The birds are listed as a near-threatened species and this birth is believed to be only the second time that the species has successfully bred in a controlled environment.
“He became a huge lover of wildlife and wanted to learn more about the eagle ray,” says Asha.
The Mathews were invited to visit and feed the baby ray at the Atlantis Fish Hospital. “Andrew was super-excited to get the invitation and couldn’t wait to set off to see the ray,” Asha says. “He spent hours talking to the carers and asking questions about the marine life.”
It’s not just animals that the family are keen on saving – they were inspired by a Friday story on recycling, too. When the magazine carried a fashion shoot on models sporting garments made from recyclable materials, a month later Asha put what she’d seen to good use at a local fashion show. She entered both of her children in the Mirdif Trashion Show. Andrea wore a gown made out of plastic bags, while Andrew showed off an Eco-Warrior suit made from cardboard.
“It was an edutainment event – the kids were having fun while also making a strong statement on the importance of protecting the environment and respecting the planet… One of the best things about all the activities was that there was so much fun involved while they were learning things. I think that’s what Friday magazine is all about,” says Asha.
So, what next? “We are waiting for the next issue of Friday!” says Asha.

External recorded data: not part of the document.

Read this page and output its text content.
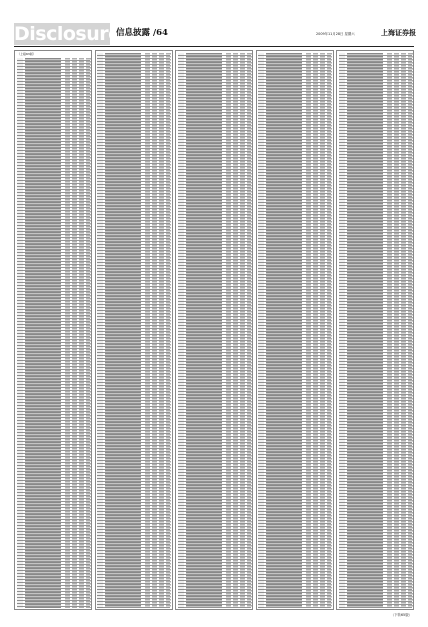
Disclosure
信息披露 /64	2009年11月28日 星期六	上海证券报
（上接63版）
（下转65版）
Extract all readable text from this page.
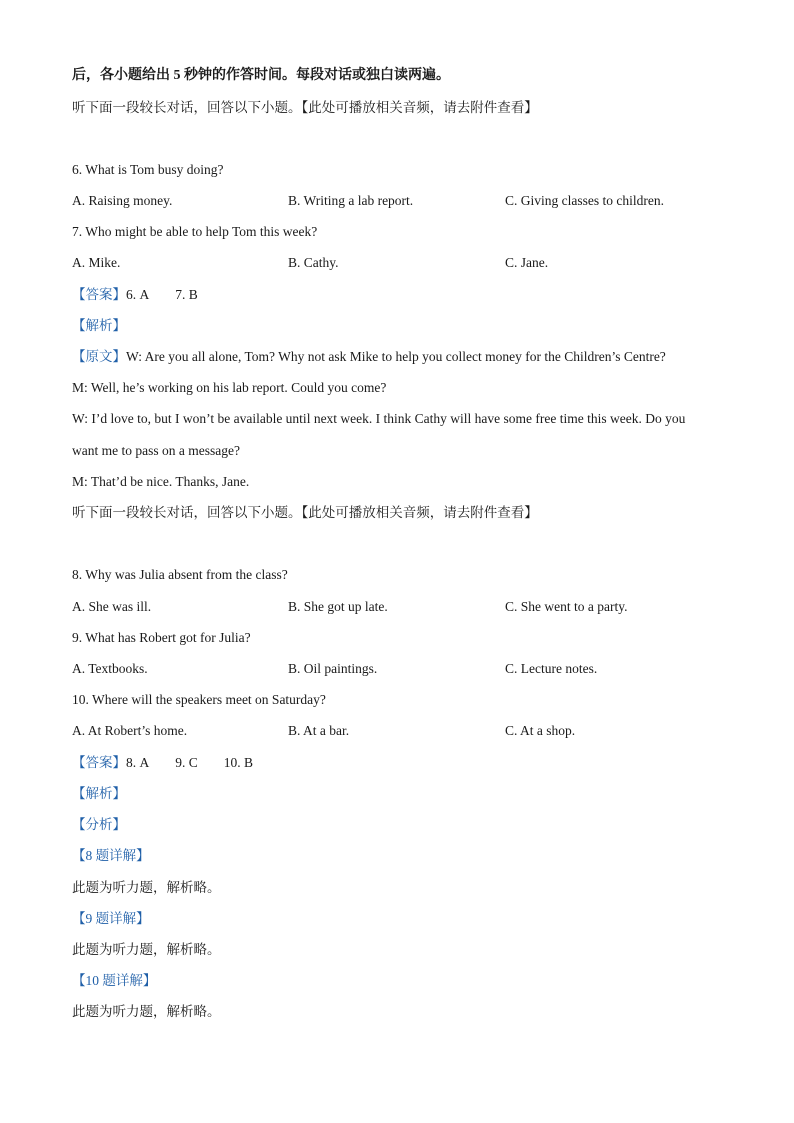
后，各小题给出 5 秒钟的作答时间。每段对话或独白读两遍。
听下面一段较长对话，回答以下小题。【此处可播放相关音频，请去附件查看】
6. What is Tom busy doing?
A. Raising money.	B. Writing a lab report.	C. Giving classes to children.
7. Who might be able to help Tom this week?
A. Mike.	B. Cathy.	C. Jane.
【答案】6. A 7. B
【解析】
【原文】W: Are you all alone, Tom? Why not ask Mike to help you collect money for the Children’s Centre?
M: Well, he’s working on his lab report. Could you come?
W: I’d love to, but I won’t be available until next week. I think Cathy will have some free time this week. Do you
want me to pass on a message?
M: That’d be nice. Thanks, Jane.
听下面一段较长对话，回答以下小题。【此处可播放相关音频，请去附件查看】
8. Why was Julia absent from the class?
A. She was ill.	B. She got up late.	C. She went to a party.
9. What has Robert got for Julia?
A. Textbooks.	B. Oil paintings.	C. Lecture notes.
10. Where will the speakers meet on Saturday?
A. At Robert’s home.	B. At a bar.	C. At a shop.
【答案】8. A 9. C 10. B
【解析】
【分析】
【8 题详解】
此题为听力题，解析略。
【9 题详解】
此题为听力题，解析略。
【10 题详解】
此题为听力题，解析略。
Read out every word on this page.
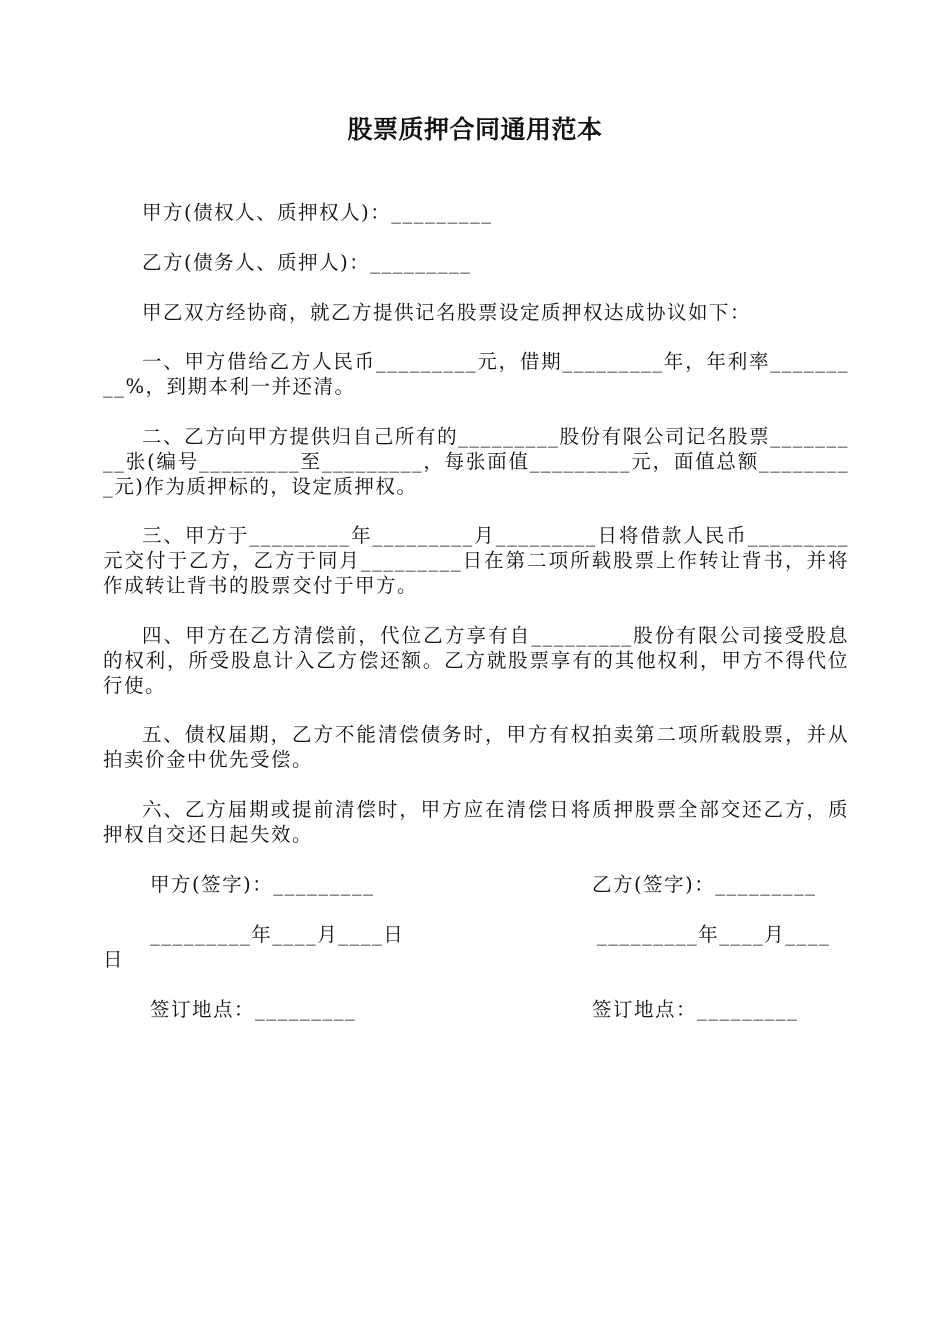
股票质押合同通用范本
甲方(债权人、质押权人)：_________
乙方(债务人、质押人)：_________
甲乙双方经协商，就乙方提供记名股票设定质押权达成协议如下：
一、甲方借给乙方人民币_________元，借期_________年，年利率_________%，到期本利一并还清。
二、乙方向甲方提供归自己所有的_________股份有限公司记名股票_________张(编号_________至_________，每张面值_________元，面值总额_________元)作为质押标的，设定质押权。
三、甲方于_________年_________月_________日将借款人民币_________元交付于乙方，乙方于同月_________日在第二项所载股票上作转让背书，并将作成转让背书的股票交付于甲方。
四、甲方在乙方清偿前，代位乙方享有自_________股份有限公司接受股息的权利，所受股息计入乙方偿还额。乙方就股票享有的其他权利，甲方不得代位行使。
五、债权届期，乙方不能清偿债务时，甲方有权拍卖第二项所载股票，并从拍卖价金中优先受偿。
六、乙方届期或提前清偿时，甲方应在清偿日将质押股票全部交还乙方，质押权自交还日起失效。
甲方(签字)：_________	乙方(签字)：_________
_________年____月____日	_________年____月____
日
签订地点：_________	签订地点：_________
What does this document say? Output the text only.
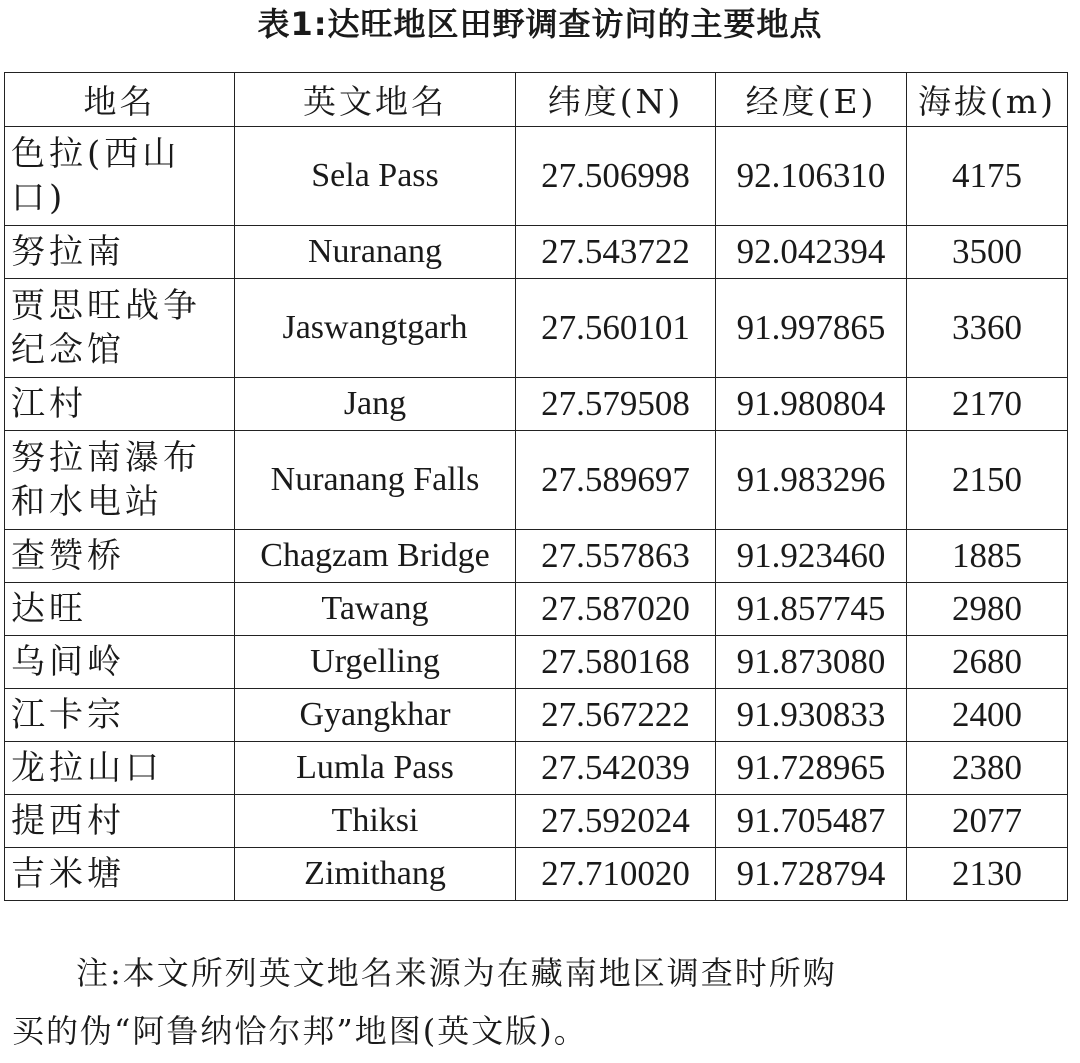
表1:达旺地区田野调查访问的主要地点
地名	英文地名	纬度(N)	经度(E)	海拔(m)
色拉(西山口)	Sela Pass	27.506998	92.106310	4175
努拉南	Nuranang	27.543722	92.042394	3500
贾思旺战争纪念馆	Jaswangtgarh	27.560101	91.997865	3360
江村	Jang	27.579508	91.980804	2170
努拉南瀑布和水电站	Nuranang Falls	27.589697	91.983296	2150
查赞桥	Chagzam Bridge	27.557863	91.923460	1885
达旺	Tawang	27.587020	91.857745	2980
乌间岭	Urgelling	27.580168	91.873080	2680
江卡宗	Gyangkhar	27.567222	91.930833	2400
龙拉山口	Lumla Pass	27.542039	91.728965	2380
提西村	Thiksi	27.592024	91.705487	2077
吉米塘	Zimithang	27.710020	91.728794	2130
注:本文所列英文地名来源为在藏南地区调查时所购
买的伪“阿鲁纳恰尔邦”地图(英文版)。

'Friday made me a prize winner'
Hannah Joji, 46, is based in Karama, Dubai
Hannah Joji doesn’t care what is on the front cover of Friday every week - because she always flips straight to the back half to find the recipes. And before she’s even finished devouring the food pages, the 46-year-old mother of two is on her feet heading to the kitchen to try out the latest Friday dishes.
“Food and all things culinary are my passion,” says the Dubai-based homemaker. “It is the first section I read while sipping a cup of coffee in the morning. The recipes are great and after having made them every week for years I decided I was good enough to enter some local cookery competitions. I’ve even won some prizes – and it’s all thanks to Friday!”
Hannah’s most memorable culinary moment was winning a family trip to Madrid. “I’d participated in a cookery contest conducted by The Dubai Mall in 2010,” she says. “I was confident I would win because I’d prepared several recipes published in Friday, which were all loved by my family.
“The win helped me in other ways as well because while in Madrid I learnt how to make a few Spanish dishes like gazpacho, tapas, paella and Spanish omelettes.”
Hannah says she has participated in several other live cooking competitions in Dubai and her home country of India. “I’m well-versed in Asian and Continental cuisines, plus I’ve the experience of having prepared so many dishes from Friday’s pages,” she says. “The tips given by Domestic Diva Silvena Rowe have also helped me a great deal to learn more about food and the intricacies of cooking.”
More recently, Hannah has been trying out recipes made by TV show Foodshala chefs – Friday’s own Alexio Pasquali and Akshay Nayyar.
“All those great chefs inspired me to start the Dubai Culinary Group on Facebook where foodies can share their recipes and food pictures,” she says.
Hannah also has a treasure trove of recipes cut out from past issues. “I’ve collected them all in a file, which I enjoy referring to every once in a while when I have some time. Quite often, I give the recipes a twist and share them with my foodie friends. To me, cooking is an art and a talent, and a huge stress-reliever.”